In the Qualcomm demo, the company teamed with toy maker Mattel to create a virtual update to a classic game called Rock ‘Em Sock ‘Em Robots. Using Qualcomm’s technology and the embedded smartphone camera, players could see superimposed virtual robots on their smartphone displays. The robots appeared in the ring, which was a piece of paper printed with the static image of the ring and its ropes. Players used the buttons on their handsets to throw punches, and their robots actually moved around the ring as the players physically circled the table where the image of the ring was placed.

Grob said gaming offers a huge opportunity for Qualcomm and its augmented-reality technology. But he said others will also see the usefulness of the technology over time.

“Augmented reality certainly enhances the gaming experience,” he said. “But it’s also a nice way for advertisers to improve their reach to consumers by bringing in contextual awareness between the device and the physical world.”

For example, marketers can insert animated coupons on top of real-life images of their products in stores. So when consumers walk by a box of cereal in the grocery store and look into their phone’s screen, they could get an instant rebate.

While augmented-reality technology has been around for a while and is already being used in some PC games, Qualcomm has advanced the technology by making it more affordable and usable for portable devices.

Grob said Qualcomm’s software developer kit for Android devices, which was announced earlier this summer, will be available in coming weeks. This will allow game developers and others to start developing applications using the augmented-reality technology. And these games and apps should be able to operate on current-generation Android smartphones. Grob said the technology is already mature enough for commercial use. The demonstration of the Rock’em Sock’em game used Google’s Nexus One Android handsets.

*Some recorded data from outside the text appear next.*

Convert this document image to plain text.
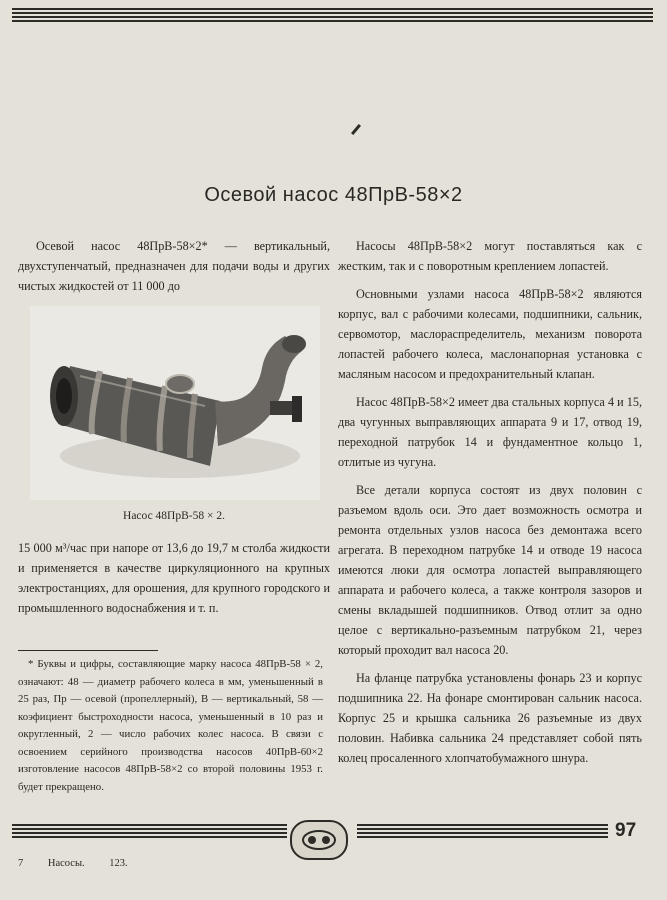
Осевой насос 48ПрВ-58×2

Осевой насос 48ПрВ-58×2* — вертикальный, двухступенчатый, предназначен для подачи воды и других чистых жидкостей от 11 000 до

Насос 48ПрВ-58 × 2.

15 000 м³/час при напоре от 13,6 до 19,7 м столба жидкости и применяется в качестве циркуляционного на крупных электростанциях, для орошения, для крупного городского и промышленного водоснабжения и т. п.

* Буквы и цифры, составляющие марку насоса 48ПрВ-58 × 2, означают: 48 — диаметр рабочего колеса в мм, уменьшенный в 25 раз, Пр — осевой (пропеллерный), В — вертикальный, 58 — коэфициент быстроходности насоса, уменьшенный в 10 раз и округленный, 2 — число рабочих колес насоса. В связи с освоением серийного производства насосов 40ПрВ-60×2 изготовление насосов 48ПрВ-58×2 со второй половины 1953 г. будет прекращено.

Насосы 48ПрВ-58×2 могут поставляться как с жестким, так и с поворотным креплением лопастей.

Основными узлами насоса 48ПрВ-58×2 являются корпус, вал с рабочими колесами, подшипники, сальник, сервомотор, маслораспределитель, механизм поворота лопастей рабочего колеса, маслонапорная установка с масляным насосом и предохранительный клапан.

Насос 48ПрВ-58×2 имеет два стальных корпуса 4 и 15, два чугунных выправляющих аппарата 9 и 17, отвод 19, переходной патрубок 14 и фундаментное кольцо 1, отлитые из чугуна.

Все детали корпуса состоят из двух половин с разъемом вдоль оси. Это дает возможность осмотра и ремонта отдельных узлов насоса без демонтажа всего агрегата. В переходном патрубке 14 и отводе 19 насоса имеются люки для осмотра лопастей выправляющего аппарата и рабочего колеса, а также контроля зазоров и смены вкладышей подшипников. Отвод отлит за одно целое с вертикально-разъемным патрубком 21, через который проходит вал насоса 20.

На фланце патрубка установлены фонарь 23 и корпус подшипника 22. На фонаре смонтирован сальник насоса. Корпус 25 и крышка сальника 26 разъемные из двух половин. Набивка сальника 24 представляет собой пять колец просаленного хлопчатобумажного шнура.

97
7 Насосы. 123.
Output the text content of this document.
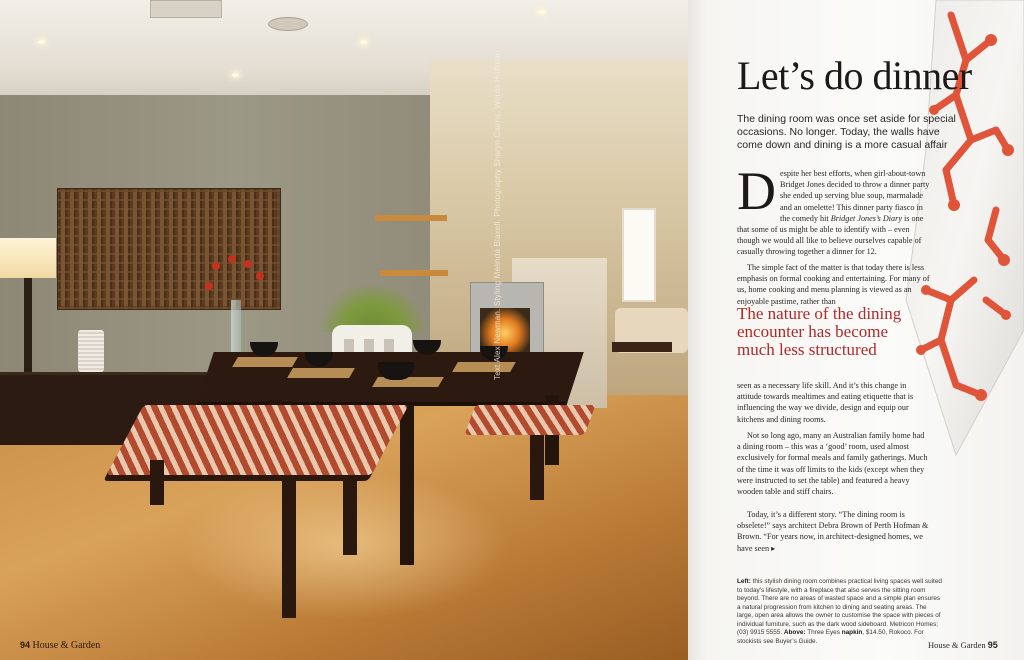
Text Alex Newman. Styling Melinda Blaxell. Photography Sharyn Cairns. Words Hoffman
94 House & Garden
Let’s do dinner
The dining room was once set aside for special occasions. No longer. Today, the walls have come down and dining is a more casual affair
Despite her best efforts, when girl-about-town Bridget Jones decided to throw a dinner party she ended up serving blue soup, marmalade and an omelette! This dinner party fiasco in the comedy hit Bridget Jones’s Diary is one that some of us might be able to identify with – even though we would all like to believe ourselves capable of casually throwing together a dinner for 12.
The simple fact of the matter is that today there is less emphasis on formal cooking and entertaining. For many of us, home cooking and menu planning is viewed as an enjoyable pastime, rather than
The nature of the dining encounter has become much less structured
seen as a necessary life skill. And it’s this change in attitude towards mealtimes and eating etiquette that is influencing the way we divide, design and equip our kitchens and dining rooms.
Not so long ago, many an Australian family home had a dining room – this was a ‘good’ room, used almost exclusively for formal meals and family gatherings. Much of the time it was off limits to the kids (except when they were instructed to set the table) and featured a heavy wooden table and stiff chairs.
Today, it’s a different story. “The dining room is obselete!” says architect Debra Brown of Perth Hofman & Brown. “For years now, in architect-designed homes, we have seen ▸
Left: this stylish dining room combines practical living spaces well suited to today’s lifestyle, with a fireplace that also serves the sitting room beyond. There are no areas of wasted space and a simple plan ensures a natural progression from kitchen to dining and seating areas. The large, open area allows the owner to customise the space with pieces of individual furniture, such as the dark wood sideboard. Metricon Homes; (03) 9915 5555. Above: Three Eyes napkin, $14.50, Rokoco. For stockists see Buyer’s Guide.	House & Garden 95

Qualcomm’s software developer kit will initially be available for Android, but other mobile platforms are expected to be added later.

ComScore’s Donovan said he expects to see a lot more experimentation with augmented-reality applications on mobile phones over the next 12 to 24 months, with more large-scale consumer services hitting the market in the next few years.

“It’s very early days still for the technology,” he said. “You’ll see some applications, but it could take a couple of years for someone to develop a meaningful use for augmented reality in mobile. But once they do, you’ll see it really take off. And then we’ll go from simply telling apps where we are, as we do today, to apps telling us about the world around us.”